The acrylic and spray paint surfaces of works like Supporters give them an urban immediacy, a sense that they were pulled directly from the visual noise of contemporary cities. Yet there is always something tender underneath the graphic cool, a recognition that the people Epp paints are also simply trying to get through the day. Choking Hazard from 2019 marked another step forward, with Epp continuing to refine his ability to pack psychological weight into compositions that initially read as almost cheerfully bold. The acrylic and oil combination he favored in this period allowed him to build surfaces that reward close looking, smooth at a distance but subtly layered when approached directly.

Oli Epp
Pringles Duck, 2016
His screenprints, including editions such as You Spin Me Right Round, Multi Multitasking, Quarantine, and Bon Voyage, extended his reach to a broader audience without diluting the power of his imagery. Produced on Somerset and Rivoli papers with exceptional attention to surface and color, these editions have become genuinely sought after in their own right, not merely as affordable alternatives to his paintings but as works that exploit the possibilities of the screenprint medium with real sophistication. For collectors, Epp represents a compelling proposition on several fronts. His paintings have appreciated steadily as his profile has grown, and the consistency of his vision across different scales and media gives a collection built around his work a strong sense of coherence.
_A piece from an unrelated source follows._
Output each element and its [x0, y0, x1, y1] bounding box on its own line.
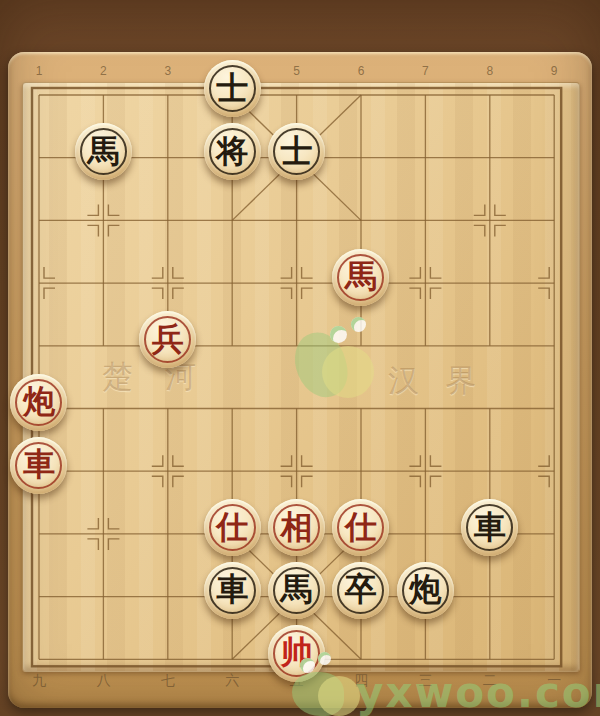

There is also the question of cultural relevance: few artists working today have found a visual language so precisely calibrated to the anxieties and aesthetics of life in the 2020s. Collectors drawn to artists who engage seriously with contemporary experience, in the tradition of painters like John Kacere, Alexis Marguerite Teplin, or the broader pop and hyperrealist lineages, will find Epp's work both intellectually satisfying and visually striking. His relationship to artists like Alex Katz, whose flat, refined figuration paved certain roads Epp now travels, or to the graphic surrealism of artists working in the tradition of René Magritte, gives his practice deep art historical roots even as it feels urgently of the present moment. The question of legacy is always premature when an artist is still in their early thirties, but it is not too soon to say that Epp has already made paintings that will matter.

Oli Epp
Whistleblower, 2017
He has captured something true about what it feels like to be alive in a world saturated by images and branded experience, to move through consumer culture as both participant and observer, to wear an identity the way one might wear a product. That combination of formal mastery and genuine cultural insight is rare at any age. The collectors who have recognized it early, the institutions beginning to take notice, and the growing community of enthusiasts drawn to his prints and canvases are all responding to the same thing: the sense that this artist is telling us something real about ourselves, in pictures we will not easily forget.